I wrote about creating WinRT components in C#/VB in Chapter 16 of my book, and you can use such components from JavaScript. However, we’re seeing significant issues with the memory footprint of apps when you have both the JavaScript and the .NET runtime (CLR) loaded in the same process, so we’re recommending developers avoid that situation. Here’s a writeup from my teammate Kyle Marsh:

As Windows 8 has been gaining adoption Microsoft has been gathering more data from participants in our various feedback programs. One thing we observed in this data is pattern of memory usage spikes from Windows Store apps using JavaScript when the apps also use components built with C# or VB.

We know from the data we gather from Windows telemetry that users running multiple apps on less powerful hardware will occasionally encounter situations where the hardware cannot handle all the tasks. When this happens, system performance can degrade rapidly and  a spike in memory usage for apps that mix JavaScript and C# or VB is unavoidable.  Users who have more powerful hardware, or who run very few apps simultaneously, are less likely to be impacted but may still encounter reduced performance in certain situations.

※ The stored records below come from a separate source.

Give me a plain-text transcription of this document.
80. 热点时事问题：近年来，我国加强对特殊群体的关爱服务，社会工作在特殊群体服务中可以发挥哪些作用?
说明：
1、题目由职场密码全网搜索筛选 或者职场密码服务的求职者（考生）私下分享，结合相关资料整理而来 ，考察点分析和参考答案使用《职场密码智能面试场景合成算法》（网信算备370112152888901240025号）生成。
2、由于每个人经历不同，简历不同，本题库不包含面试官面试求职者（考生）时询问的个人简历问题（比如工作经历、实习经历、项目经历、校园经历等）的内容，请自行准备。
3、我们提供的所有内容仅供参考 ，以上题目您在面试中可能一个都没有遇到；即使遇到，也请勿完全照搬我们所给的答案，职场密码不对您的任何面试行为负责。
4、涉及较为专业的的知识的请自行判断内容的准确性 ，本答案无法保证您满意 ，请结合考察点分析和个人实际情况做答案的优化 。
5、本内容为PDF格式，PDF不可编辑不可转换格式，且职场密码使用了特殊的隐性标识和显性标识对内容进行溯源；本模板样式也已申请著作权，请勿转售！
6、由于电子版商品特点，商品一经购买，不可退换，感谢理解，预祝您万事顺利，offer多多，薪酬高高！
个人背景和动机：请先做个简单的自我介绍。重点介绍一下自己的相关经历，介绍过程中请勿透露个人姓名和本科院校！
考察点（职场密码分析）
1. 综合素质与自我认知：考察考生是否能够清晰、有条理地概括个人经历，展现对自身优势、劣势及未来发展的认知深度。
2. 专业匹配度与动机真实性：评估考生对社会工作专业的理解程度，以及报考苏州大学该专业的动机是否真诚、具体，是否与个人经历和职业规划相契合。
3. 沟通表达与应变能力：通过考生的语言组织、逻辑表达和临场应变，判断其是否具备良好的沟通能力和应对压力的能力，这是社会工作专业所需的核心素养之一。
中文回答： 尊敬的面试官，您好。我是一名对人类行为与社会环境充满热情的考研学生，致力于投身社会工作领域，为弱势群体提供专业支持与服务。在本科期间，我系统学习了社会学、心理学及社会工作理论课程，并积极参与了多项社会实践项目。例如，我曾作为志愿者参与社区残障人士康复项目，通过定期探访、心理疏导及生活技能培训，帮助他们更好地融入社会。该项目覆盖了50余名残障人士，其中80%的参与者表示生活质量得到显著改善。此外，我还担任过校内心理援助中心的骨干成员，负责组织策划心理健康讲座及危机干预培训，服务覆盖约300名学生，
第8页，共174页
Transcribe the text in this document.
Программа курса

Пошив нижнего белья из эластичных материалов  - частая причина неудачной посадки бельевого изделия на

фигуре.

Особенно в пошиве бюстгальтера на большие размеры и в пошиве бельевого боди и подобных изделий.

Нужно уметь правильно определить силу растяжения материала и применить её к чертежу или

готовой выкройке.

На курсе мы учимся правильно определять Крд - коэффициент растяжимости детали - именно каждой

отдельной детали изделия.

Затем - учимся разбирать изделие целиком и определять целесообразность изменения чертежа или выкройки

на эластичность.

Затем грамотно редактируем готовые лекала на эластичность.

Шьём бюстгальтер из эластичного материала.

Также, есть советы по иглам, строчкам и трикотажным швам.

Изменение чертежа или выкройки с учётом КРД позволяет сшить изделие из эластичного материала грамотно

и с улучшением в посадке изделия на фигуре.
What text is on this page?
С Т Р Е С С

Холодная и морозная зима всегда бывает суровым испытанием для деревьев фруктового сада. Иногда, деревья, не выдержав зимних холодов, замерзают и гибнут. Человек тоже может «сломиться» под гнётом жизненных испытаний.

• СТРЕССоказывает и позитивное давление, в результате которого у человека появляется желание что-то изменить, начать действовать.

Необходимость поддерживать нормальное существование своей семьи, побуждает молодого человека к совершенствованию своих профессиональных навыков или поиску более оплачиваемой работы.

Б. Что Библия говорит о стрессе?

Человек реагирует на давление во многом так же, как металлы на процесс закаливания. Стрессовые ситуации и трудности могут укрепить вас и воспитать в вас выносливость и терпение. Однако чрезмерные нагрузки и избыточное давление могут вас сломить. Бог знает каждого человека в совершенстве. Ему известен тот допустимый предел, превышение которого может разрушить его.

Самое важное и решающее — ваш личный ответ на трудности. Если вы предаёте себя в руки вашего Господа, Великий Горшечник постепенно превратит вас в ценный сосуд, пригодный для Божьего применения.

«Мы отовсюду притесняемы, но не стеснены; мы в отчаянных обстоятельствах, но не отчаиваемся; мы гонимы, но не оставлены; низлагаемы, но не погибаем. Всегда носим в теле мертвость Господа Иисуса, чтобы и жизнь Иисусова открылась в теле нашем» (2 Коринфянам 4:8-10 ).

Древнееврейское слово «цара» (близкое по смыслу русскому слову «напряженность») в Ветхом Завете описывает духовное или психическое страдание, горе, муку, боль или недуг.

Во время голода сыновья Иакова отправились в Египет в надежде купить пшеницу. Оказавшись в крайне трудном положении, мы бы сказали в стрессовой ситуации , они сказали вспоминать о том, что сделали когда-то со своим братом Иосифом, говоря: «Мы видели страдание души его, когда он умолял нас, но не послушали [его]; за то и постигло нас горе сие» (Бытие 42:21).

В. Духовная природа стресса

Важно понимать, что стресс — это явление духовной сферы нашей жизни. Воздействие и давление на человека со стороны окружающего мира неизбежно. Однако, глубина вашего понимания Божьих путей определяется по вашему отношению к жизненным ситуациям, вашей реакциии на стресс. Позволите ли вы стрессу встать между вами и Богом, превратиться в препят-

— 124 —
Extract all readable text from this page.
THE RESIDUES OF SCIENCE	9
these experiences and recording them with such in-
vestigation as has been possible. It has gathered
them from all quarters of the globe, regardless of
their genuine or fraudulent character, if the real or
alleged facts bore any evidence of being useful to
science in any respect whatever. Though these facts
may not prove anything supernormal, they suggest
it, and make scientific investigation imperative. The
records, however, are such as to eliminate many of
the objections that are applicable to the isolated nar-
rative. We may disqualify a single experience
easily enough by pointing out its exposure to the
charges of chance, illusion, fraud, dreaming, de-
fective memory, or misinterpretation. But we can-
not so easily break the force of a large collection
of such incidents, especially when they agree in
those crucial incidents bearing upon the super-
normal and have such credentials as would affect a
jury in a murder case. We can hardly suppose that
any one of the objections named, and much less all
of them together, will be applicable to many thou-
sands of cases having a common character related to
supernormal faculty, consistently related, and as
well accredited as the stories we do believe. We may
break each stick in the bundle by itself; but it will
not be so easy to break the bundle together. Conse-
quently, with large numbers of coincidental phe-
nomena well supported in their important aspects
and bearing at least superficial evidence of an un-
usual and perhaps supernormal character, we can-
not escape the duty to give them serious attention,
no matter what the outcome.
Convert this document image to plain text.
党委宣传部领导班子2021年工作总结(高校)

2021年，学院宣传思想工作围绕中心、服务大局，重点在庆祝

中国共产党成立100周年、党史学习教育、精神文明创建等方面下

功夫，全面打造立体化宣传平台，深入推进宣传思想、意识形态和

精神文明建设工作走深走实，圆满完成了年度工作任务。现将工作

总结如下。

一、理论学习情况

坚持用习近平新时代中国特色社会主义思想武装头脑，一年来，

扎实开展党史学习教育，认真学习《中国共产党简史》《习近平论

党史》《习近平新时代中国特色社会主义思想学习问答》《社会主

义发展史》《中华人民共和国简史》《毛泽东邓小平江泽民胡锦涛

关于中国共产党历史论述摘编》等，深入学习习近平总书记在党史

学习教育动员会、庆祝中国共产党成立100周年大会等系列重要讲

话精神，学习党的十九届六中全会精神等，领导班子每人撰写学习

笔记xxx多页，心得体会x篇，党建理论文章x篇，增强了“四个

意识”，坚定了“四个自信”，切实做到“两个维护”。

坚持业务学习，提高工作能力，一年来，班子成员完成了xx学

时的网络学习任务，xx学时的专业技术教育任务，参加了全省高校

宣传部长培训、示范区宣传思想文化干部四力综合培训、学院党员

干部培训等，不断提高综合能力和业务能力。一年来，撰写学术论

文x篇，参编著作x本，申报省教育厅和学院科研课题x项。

Being conscious of the memory being used in the app can avoid exacerbating the problem, but it will not eliminate it.  Even well written apps will face a significant increase in memory footprint when mixing both JavaScript and C# or VB. We therefore recommend that developers avoid these memory spikes by not mixing JavaScript and C# or VB in their apps.

For developers who to provide components that can be used by JavaScript apps we recommended that you implement components with C++ instead of C# or VB.  C++ apps are compiled ahead of time and run directly on the OS, or in hardware, which every process already loads so there is no additional memory penalty for native code. Providing components in native code also avoids having two execution environments, thus it dramatically reduces the memory footprint and the likelihood of memory usage spikes.


2 Comments

  1. Chris
    Posted March 6, 2013 at 3:15 pm | Permalink

    Why in the world hasn’t this been detected before?
    Also, it is VERY disappointing to see that Microsoft actually promotes native code over the managed alternative. Is the march toward a fully managed world (including the OS) is vanishing?

    • Posted March 6, 2013 at 5:03 pm | Permalink

      Chris, I think you're missing the point that this is specifically about the best way to write WinRT components that will be used by an app written in JavaScript. The post describes the specific facets of the concern, and how we've been noticing patterns from telemetry on low-power devices. It says nothing about writing apps in .NET languages, which is and will be entirely supported. Plus you can use WinRT components written in .NET languages from apps written in those languages (and C++) without any problems. So be careful not to read more into this than needs be.

      Understand too, that this issue is primarily one of memory consumption and having two managed code engines (JS and the CLR) in the same process. If you're on an 8GB+ machine, it's not a big deal. It's becomes more of an issue with ARM devices and such where memory consumption (and resulting performance) becomes a real concern.

      Again, the recommendation here is primarily targeted toward those writing reusable libraries as WinRT components: best to do it in C++. Perhaps we can find ways to reduce the CLR overhead in the future. This is not at all about "promoting" one path over another where app development is concerned.